ハっとして見ると、裏庭方面の窓にかけられたカーテンが揺れている。
しまった、ドアの方にばかり気を取られていて、窓に注意が向いていなかった!!
「ナァァァア!!」
「ホシミぃぃぃ!!」
アマネの悲鳴が響く。
ネコはこちらを威嚇すると、開いた窓を乗り越え裏庭へと降りた。
小さなアマネを咥えたまま!
「待ちなさい!!」
わたしも窓を乗り越え、裏庭へと降りた。
もう、無我夢中。
でも、必死に追いかけるもドンドン離されていく。
なにせ相手はネコだ。

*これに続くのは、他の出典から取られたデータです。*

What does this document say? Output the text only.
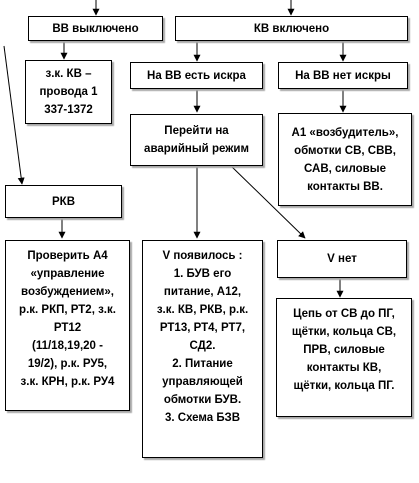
ВВ выключено	КВ включено
з.к. КВ –
провода 1
337-1372
На ВВ есть искра	На ВВ нет искры
Перейти на
аварийный режим
А1 «возбудитель»,
обмотки СВ, СВВ,
САВ, силовые
контакты ВВ.
РКВ
Проверить А4
«управление
возбуждением»,
р.к. РКП, РТ2, з.к.
РТ12
(11/18,19,20 -
19/2), р.к. РУ5,
з.к. КРН, р.к. РУ4
V появилось :
1. БУВ его
питание, А12,
з.к. КВ, РКВ, р.к.
РТ13, РТ4, РТ7,
СД2.
2. Питание
управляющей
обмотки БУВ.
3. Схема БЗВ
V нет
Цепь от СВ до ПГ,
щётки, кольца СВ,
ПРВ, силовые
контакты КВ,
щётки, кольца ПГ.
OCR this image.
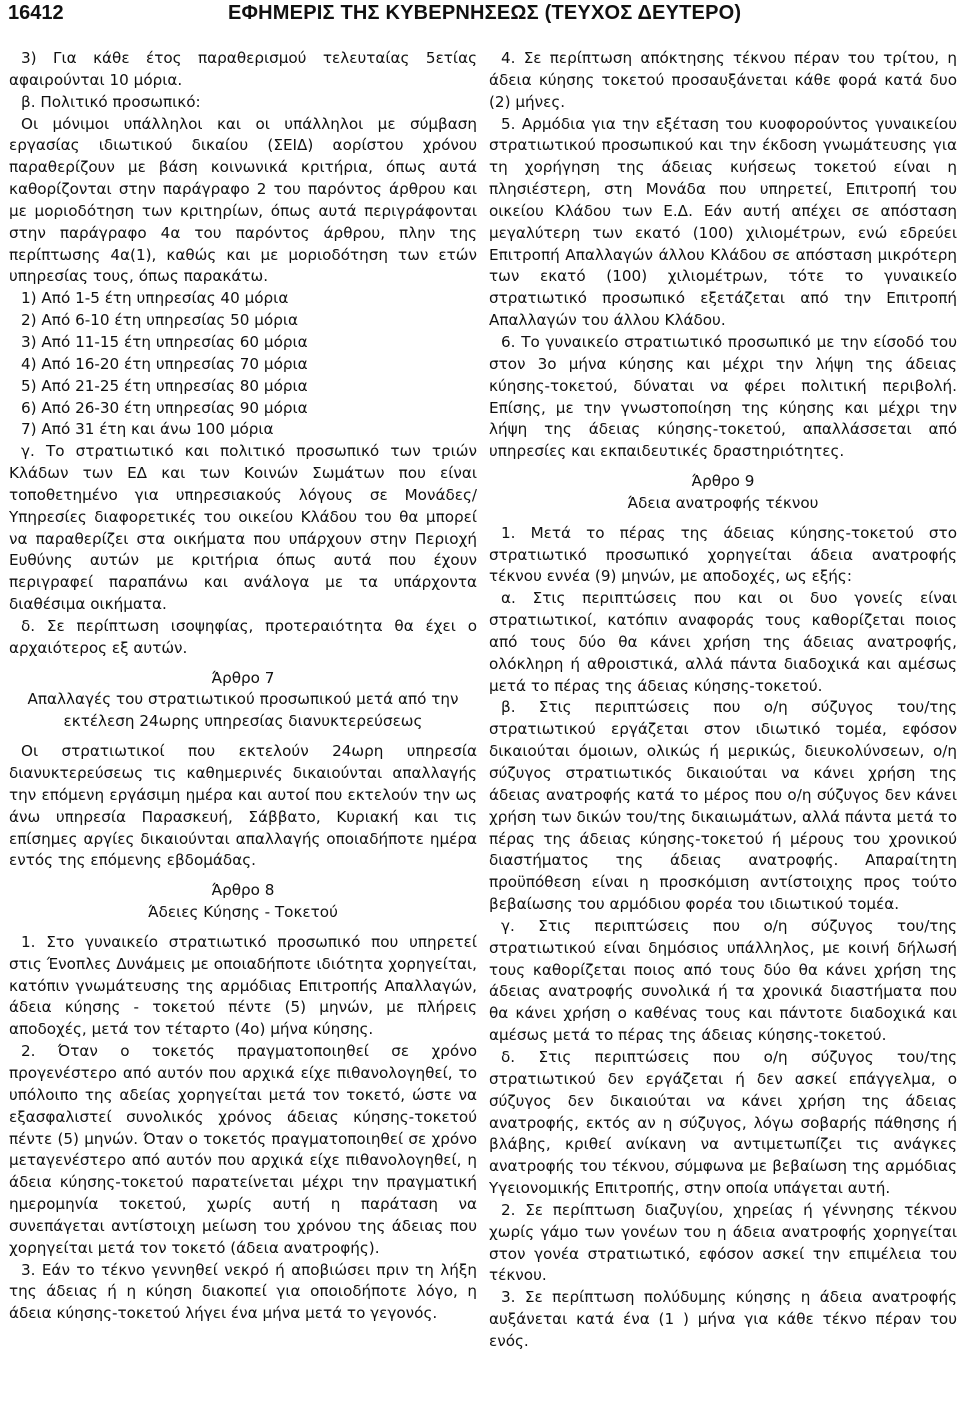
16412	ΕΦΗΜΕΡΙΣ ΤΗΣ ΚΥΒΕΡΝΗΣΕΩΣ (ΤΕΥΧΟΣ ΔΕΥΤΕΡΟ)

3) Για κάθε έτος παραθερισμού τελευταίας 5ετίας αφαιρούνται 10 μόρια.

β. Πολιτικό προσωπικό:

Οι μόνιμοι υπάλληλοι και οι υπάλληλοι με σύμβαση εργασίας ιδιωτικού δικαίου (ΣΕΙΔ) αορίστου χρόνου παραθερίζουν με βάση κοινωνικά κριτήρια, όπως αυτά καθορίζονται στην παράγραφο 2 του παρόντος άρθρου και με μοριοδότηση των κριτηρίων, όπως αυτά περιγράφονται στην παράγραφο 4α του παρόντος άρθρου, πλην της περίπτωσης 4α(1), καθώς και με μοριοδότηση των ετών υπηρεσίας τους, όπως παρακάτω.

1) Από 1-5 έτη υπηρεσίας 40 μόρια

2) Από 6-10 έτη υπηρεσίας 50 μόρια

3) Από 11-15 έτη υπηρεσίας 60 μόρια

4) Από 16-20 έτη υπηρεσίας 70 μόρια

5) Από 21-25 έτη υπηρεσίας 80 μόρια

6) Από 26-30 έτη υπηρεσίας 90 μόρια

7) Από 31 έτη και άνω 100 μόρια

γ. Το στρατιωτικό και πολιτικό προσωπικό των τριών Κλάδων των ΕΔ και των Κοινών Σωμάτων που είναι τοποθετημένο για υπηρεσιακούς λόγους σε Μονάδες/Υπηρεσίες διαφορετικές του οικείου Κλάδου του θα μπορεί να παραθερίζει στα οικήματα που υπάρχουν στην Περιοχή Ευθύνης αυτών με κριτήρια όπως αυτά που έχουν περιγραφεί παραπάνω και ανάλογα με τα υπάρχοντα διαθέσιμα οικήματα.

δ. Σε περίπτωση ισοψηφίας, προτεραιότητα θα έχει ο αρχαιότερος εξ αυτών.

Άρθρο 7

Απαλλαγές του στρατιωτικού προσωπικού μετά από την εκτέλεση 24ωρης υπηρεσίας διανυκτερεύσεως

Οι στρατιωτικοί που εκτελούν 24ωρη υπηρεσία διανυκτερεύσεως τις καθημερινές δικαιούνται απαλλαγής την επόμενη εργάσιμη ημέρα και αυτοί που εκτελούν την ως άνω υπηρεσία Παρασκευή, Σάββατο, Κυριακή και τις επίσημες αργίες δικαιούνται απαλλαγής οποιαδήποτε ημέρα εντός της επόμενης εβδομάδας.

Άρθρο 8

Άδειες Κύησης - Τοκετού

1. Στο γυναικείο στρατιωτικό προσωπικό που υπηρετεί στις Ένοπλες Δυνάμεις με οποιαδήποτε ιδιότητα χορηγείται, κατόπιν γνωμάτευσης της αρμόδιας Επιτροπής Απαλλαγών, άδεια κύησης - τοκετού πέντε (5) μηνών, με πλήρεις αποδοχές, μετά τον τέταρτο (4ο) μήνα κύησης.

2. Όταν ο τοκετός πραγματοποιηθεί σε χρόνο προγενέστερο από αυτόν που αρχικά είχε πιθανολογηθεί, το υπόλοιπο της αδείας χορηγείται μετά τον τοκετό, ώστε να εξασφαλιστεί συνολικός χρόνος άδειας κύησης-τοκετού πέντε (5) μηνών. Όταν ο τοκετός πραγματοποιηθεί σε χρόνο μεταγενέστερο από αυτόν που αρχικά είχε πιθανολογηθεί, η άδεια κύησης-τοκετού παρατείνεται μέχρι την πραγματική ημερομηνία τοκετού, χωρίς αυτή η παράταση να συνεπάγεται αντίστοιχη μείωση του χρόνου της άδειας που χορηγείται μετά τον τοκετό (άδεια ανατροφής).

3. Εάν το τέκνο γεννηθεί νεκρό ή αποβιώσει πριν τη λήξη της άδειας ή η κύηση διακοπεί για οποιοδήποτε λόγο, η άδεια κύησης-τοκετού λήγει ένα μήνα μετά το γεγονός.

4. Σε περίπτωση απόκτησης τέκνου πέραν του τρίτου, η άδεια κύησης τοκετού προσαυξάνεται κάθε φορά κατά δυο (2) μήνες.

5. Αρμόδια για την εξέταση του κυοφορούντος γυναικείου στρατιωτικού προσωπικού και την έκδοση γνωμάτευσης για τη χορήγηση της άδειας κυήσεως τοκετού είναι η πλησιέστερη, στη Μονάδα που υπηρετεί, Επιτροπή του οικείου Κλάδου των Ε.Δ. Εάν αυτή απέχει σε απόσταση μεγαλύτερη των εκατό (100) χιλιομέτρων, ενώ εδρεύει Επιτροπή Απαλλαγών άλλου Κλάδου σε απόσταση μικρότερη των εκατό (100) χιλιομέτρων, τότε το γυναικείο στρατιωτικό προσωπικό εξετάζεται από την Επιτροπή Απαλλαγών του άλλου Κλάδου.

6. Το γυναικείο στρατιωτικό προσωπικό με την είσοδό του στον 3ο μήνα κύησης και μέχρι την λήψη της άδειας κύησης-τοκετού, δύναται να φέρει πολιτική περιβολή. Επίσης, με την γνωστοποίηση της κύησης και μέχρι την λήψη της άδειας κύησης-τοκετού, απαλλάσσεται από υπηρεσίες και εκπαιδευτικές δραστηριότητες.

Άρθρο 9

Άδεια ανατροφής τέκνου

1. Μετά το πέρας της άδειας κύησης-τοκετού στο στρατιωτικό προσωπικό χορηγείται άδεια ανατροφής τέκνου εννέα (9) μηνών, με αποδοχές, ως εξής:

α. Στις περιπτώσεις που και οι δυο γονείς είναι στρατιωτικοί, κατόπιν αναφοράς τους καθορίζεται ποιος από τους δύο θα κάνει χρήση της άδειας ανατροφής, ολόκληρη ή αθροιστικά, αλλά πάντα διαδοχικά και αμέσως μετά το πέρας της άδειας κύησης-τοκετού.

β. Στις περιπτώσεις που ο/η σύζυγος του/της στρατιωτικού εργάζεται στον ιδιωτικό τομέα, εφόσον δικαιούται όμοιων, ολικώς ή μερικώς, διευκολύνσεων, ο/η σύζυγος στρατιωτικός δικαιούται να κάνει χρήση της άδειας ανατροφής κατά το μέρος που ο/η σύζυγος δεν κάνει χρήση των δικών του/της δικαιωμάτων, αλλά πάντα μετά το πέρας της άδειας κύησης-τοκετού ή μέρους του χρονικού διαστήματος της άδειας ανατροφής. Απαραίτητη προϋπόθεση είναι η προσκόμιση αντίστοιχης προς τούτο βεβαίωσης του αρμόδιου φορέα του ιδιωτικού τομέα.

γ. Στις περιπτώσεις που ο/η σύζυγος του/της στρατιωτικού είναι δημόσιος υπάλληλος, με κοινή δήλωσή τους καθορίζεται ποιος από τους δύο θα κάνει χρήση της άδειας ανατροφής συνολικά ή τα χρονικά διαστήματα που θα κάνει χρήση ο καθένας τους και πάντοτε διαδοχικά και αμέσως μετά το πέρας της άδειας κύησης-τοκετού.

δ. Στις περιπτώσεις που ο/η σύζυγος του/της στρατιωτικού δεν εργάζεται ή δεν ασκεί επάγγελμα, ο σύζυγος δεν δικαιούται να κάνει χρήση της άδειας ανατροφής, εκτός αν η σύζυγος, λόγω σοβαρής πάθησης ή βλάβης, κριθεί ανίκανη να αντιμετωπίζει τις ανάγκες ανατροφής του τέκνου, σύμφωνα με βεβαίωση της αρμόδιας Υγειονομικής Επιτροπής, στην οποία υπάγεται αυτή.

2. Σε περίπτωση διαζυγίου, χηρείας ή γέννησης τέκνου χωρίς γάμο των γονέων του η άδεια ανατροφής χορηγείται στον γονέα στρατιωτικό, εφόσον ασκεί την επιμέλεια του τέκνου.

3. Σε περίπτωση πολύδυμης κύησης η άδεια ανατροφής αυξάνεται κατά ένα (1 ) μήνα για κάθε τέκνο πέραν του ενός.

身軽だしすばしっこいし、どこにでも入っていける。
人間の子どもごときが追いつけるはずもない。
それでもわたしは追いかけるのをやめなかった。
なにせ、アマネの命がかかっている!
「負けるかぁ!!!!」
……とはいえ。
根性論がそんなに長いこと通じるわけもなく、運動音痴のわたしが長時間走り続けることもできるわけもなく。

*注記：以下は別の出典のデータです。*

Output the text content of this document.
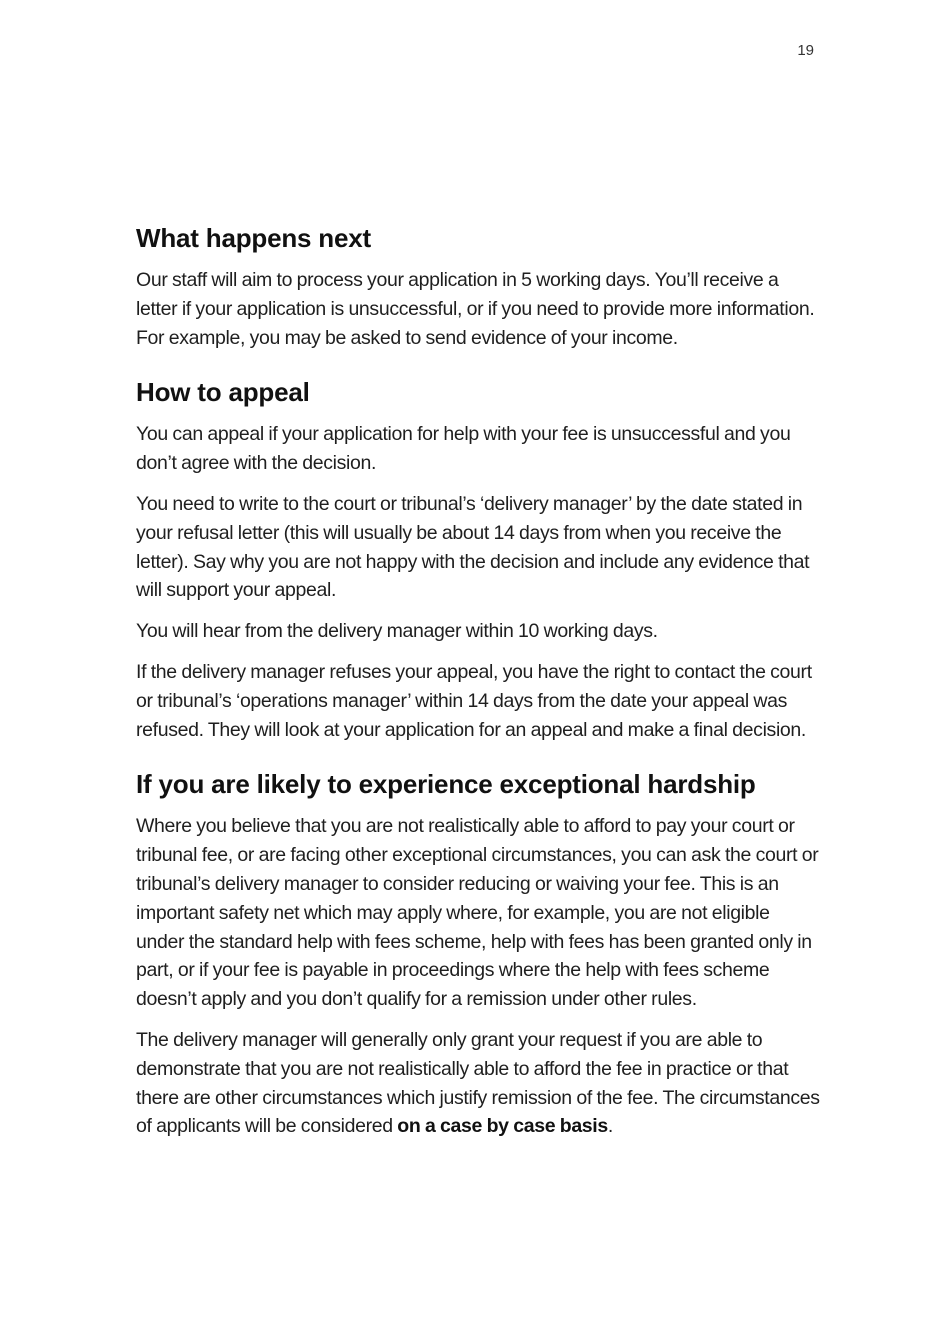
19
What happens next

Our staff will aim to process your application in 5 working days. You’ll receive a letter if your application is unsuccessful, or if you need to provide more information. For example, you may be asked to send evidence of your income.

How to appeal

You can appeal if your application for help with your fee is unsuccessful and you don’t agree with the decision.

You need to write to the court or tribunal’s ‘delivery manager’ by the date stated in your refusal letter (this will usually be about 14 days from when you receive the letter). Say why you are not happy with the decision and include any evidence that will support your appeal.

You will hear from the delivery manager within 10 working days.

If the delivery manager refuses your appeal, you have the right to contact the court or tribunal’s ‘operations manager’ within 14 days from the date your appeal was refused. They will look at your application for an appeal and make a final decision.

If you are likely to experience exceptional hardship

Where you believe that you are not realistically able to afford to pay your court or tribunal fee, or are facing other exceptional circumstances, you can ask the court or tribunal’s delivery manager to consider reducing or waiving your fee. This is an important safety net which may apply where, for example, you are not eligible under the standard help with fees scheme, help with fees has been granted only in part, or if your fee is payable in proceedings where the help with fees scheme doesn’t apply and you don’t qualify for a remission under other rules.

The delivery manager will generally only grant your request if you are able to demonstrate that you are not realistically able to afford the fee in practice or that there are other circumstances which justify remission of the fee. The circumstances of applicants will be considered on a case by case basis.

足が止まりそうになる瞬間、わたしの視界に汚れて放置されたプラスチック製の皿が映った。
植木鉢の受け皿だ。
「これだ! 当たれぇぇぇぇ!!」
わたしは駆け寄って急いで拾うと、逃げるネコに向かって投げた。
形は違えど、わたしは愛犬みたらしを相手に何万回もフリスビーを投げた。
今じゃかなりの確率で、狙ったところに飛ぶほどの腕になっているんだ!
勢いよく飛んだ皿はわたしの想定した通りのコースを飛ぶと、狙いあやまたずネコの首に当たった。
「フギャっ!!」
「よし!!」
予想だにしない攻撃をくらってビックリしたのか、黒ネコはその場に何かを落とすと、ジグザクに走って逃げていった。
「あ、ま、待ちな……さい……」
ぜぇはぁと荒い息を吐きながら歩いて行くと、小さなアマネが地面にペタンと座り込んでいた。
「良かった……」
わたしの声に気づいて振り返ったアマネは、王女に似つかわしくないくらい涙で顔をぐしゃぐしゃにしていた。

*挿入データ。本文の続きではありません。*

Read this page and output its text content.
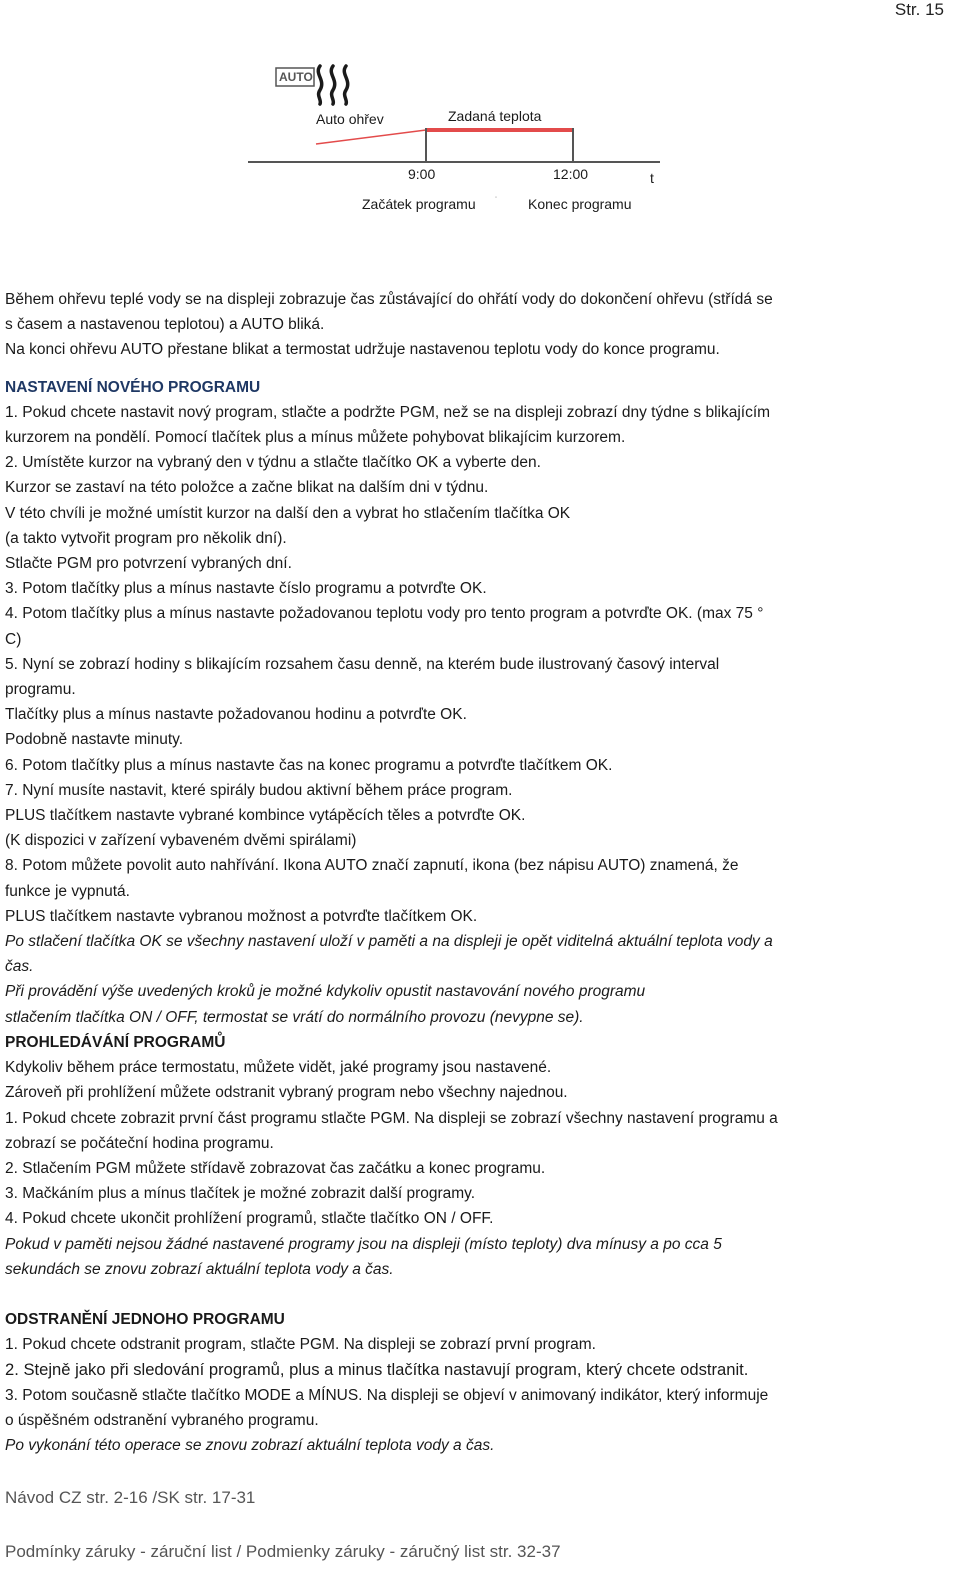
Str. 15
AUTO
Auto ohřev	Zadaná teplota
9:00	12:00	t
Začátek programu	Konec programu

Během ohřevu teplé vody se na displeji zobrazuje čas zůstávající do ohřátí vody do dokončení ohřevu (střídá se

s časem a nastavenou teplotou) a AUTO bliká.

Na konci ohřevu AUTO přestane blikat a termostat udržuje nastavenou teplotu vody do konce programu.

NASTAVENÍ NOVÉHO PROGRAMU

1. Pokud chcete nastavit nový program, stlačte a podržte PGM, než se na displeji zobrazí dny týdne s blikajícím

kurzorem na pondělí. Pomocí tlačítek plus a mínus můžete pohybovat blikajícim kurzorem.

2. Umístěte kurzor na vybraný den v týdnu a stlačte tlačítko OK a vyberte den.

Kurzor se zastaví na této položce a začne blikat na dalším dni v týdnu.

V této chvíli je možné umístit kurzor na další den a vybrat ho stlačením tlačítka OK

(a takto vytvořit program pro několik dní).

Stlačte PGM pro potvrzení vybraných dní.

3. Potom tlačítky plus a mínus nastavte číslo programu a potvrďte OK.

4. Potom tlačítky plus a mínus nastavte požadovanou teplotu vody pro tento program a potvrďte OK. (max 75 °

C)

5. Nyní se zobrazí hodiny s blikajícím rozsahem času denně, na kterém bude ilustrovaný časový interval

programu.

Tlačítky plus a mínus nastavte požadovanou hodinu a potvrďte OK.

Podobně nastavte minuty.

6. Potom tlačítky plus a mínus nastavte čas na konec programu a potvrďte tlačítkem OK.

7. Nyní musíte nastavit, které spirály budou aktivní během práce program.

PLUS tlačítkem nastavte vybrané kombince vytápěcích těles a potvrďte OK.

(K dispozici v zařízení vybaveném dvěmi spirálami)

8. Potom můžete povolit auto nahřívání. Ikona AUTO značí zapnutí, ikona (bez nápisu AUTO) znamená, že

funkce je vypnutá.

PLUS tlačítkem nastavte vybranou možnost a potvrďte tlačítkem OK.

Po stlačení tlačítka OK se všechny nastavení uloží v paměti a na displeji je opět viditelná aktuální teplota vody a

čas.

Při provádění výše uvedených kroků je možné kdykoliv opustit nastavování nového programu

stlačením tlačítka ON / OFF, termostat se vrátí do normálního provozu (nevypne se).

PROHLEDÁVÁNÍ PROGRAMŮ

Kdykoliv během práce termostatu, můžete vidět, jaké programy jsou nastavené.

Zároveň při prohlížení můžete odstranit vybraný program nebo všechny najednou.

1. Pokud chcete zobrazit první část programu stlačte PGM. Na displeji se zobrazí všechny nastavení programu a

zobrazí se počáteční hodina programu.

2. Stlačením PGM můžete střídavě zobrazovat čas začátku a konec programu.

3. Mačkáním plus a mínus tlačítek je možné zobrazit další programy.

4. Pokud chcete ukončit prohlížení programů, stlačte tlačítko ON / OFF.

Pokud v paměti nejsou žádné nastavené programy jsou na displeji (místo teploty) dva mínusy a po cca 5

sekundách se znovu zobrazí aktuální teplota vody a čas.

ODSTRANĚNÍ JEDNOHO PROGRAMU

1. Pokud chcete odstranit program, stlačte PGM. Na displeji se zobrazí první program.

2. Stejně jako při sledování programů, plus a minus tlačítka nastavují program, který chcete odstranit.

3. Potom současně stlačte tlačítko MODE a MÍNUS. Na displeji se objeví v animovaný indikátor, který informuje

o úspěšném odstranění vybraného programu.

Po vykonání této operace se znovu zobrazí aktuální teplota vody a čas.

Návod CZ str. 2-16 /SK str. 17-31
Podmínky záruky - záruční list / Podmienky záruky - záručný list str. 32-37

サイズは違えど、そこにはわたしと同じ、等身大の普通の女の子がいた。
そんなアマネをそっと拾い上げ、優しく抱きしめる。
「アマネ……大丈夫だった?」
「ホシミぃぃぃ。ひぃぃぃぃん」
ホっとして力の抜けたわたしとアマネは、地面にしゃがみ込んで、しばらくそうして泣き続けていたのでした。
◇◆◇◆◇
コンコン……。
ノックの音だ。
くるぶしの修理も無事終わって、アマネがスーツをストレッチさせているところで保健室の扉が叩かれた。
わたしはアマネと目を交わすと、そっとカギを外し、扉を開けた。
そこにいたのは意外や意外、加藤くんだった。
時間的には体育の授業がちょうど終わった辺りだが、体操服を着替えてもいない。
つまり、教室に行かずに真っ直ぐ保健室に来たのだ。
わたしとアマネに見つめられて、加藤くんの目が泳ぐ。
「よ、よぉ、転校生。怪我……大丈夫か?」
「ちょっとひねっただけよ。湿布を貼ったから明日には治っているでしょ」
「そ、そうか。なら良かった……」
保健室を沈黙が占める。
やれやれ。
「ケンちゃん? ここには他に誰もいないし、ケンちゃんが本当は素直ないい子なんだって、わたしは知ってるよ?」
「うっせぇよ、ミー。……つまり、その、なんだ。……ごめんなさい」
素直に頭を下げる加藤くんを見て、アマネが驚きの表情を浮かべる。
ふむ。中の小さなアマネ本体と外見のスーツアマネは表情がリンクしているのかしら。
宇宙人の謎技術、面白ーい。
「『ケンちゃん』に『ミー』? あなたたち、知り合いだったの?」
「幼稚園からのね。ケンちゃんもあの頃はずっと手を繋いでいてくれていたのに、ここ数年無視するようになっちゃってさ」
「や、やめろって、ミー! だって……恥ずかしいじゃんか。他の男どもの前で女とチャラチャラ話せるかってんだ」
加藤くんが顔を真っ赤にしてそっぽを向く。
それを見たアマネがプっと噴き出す。
「何にせよ、ありがとう加藤くん。私は大丈夫だから心配しないで」
「お、おぅ。んじゃ、オレは行くから。お大事にな」
加藤くんが扉を開けて出ていくのを見送ったアマネは、わたしを真っ直ぐに見て言った。
「正直ホシミのこと、見くびっていたところがあったわ。ただの大人しい女の子だって。でも、私を救うべく追いかけてくれたことや救出の手際、そして加藤くんのこととか、ホンっト見直した。あなたを選んで良かった。これからもよろしくね、ホシミ」
「もっちろん!」
こうして小さからぬ試練を乗り越えたわたしとアマネは、笑いながら握手を交わしたのでした。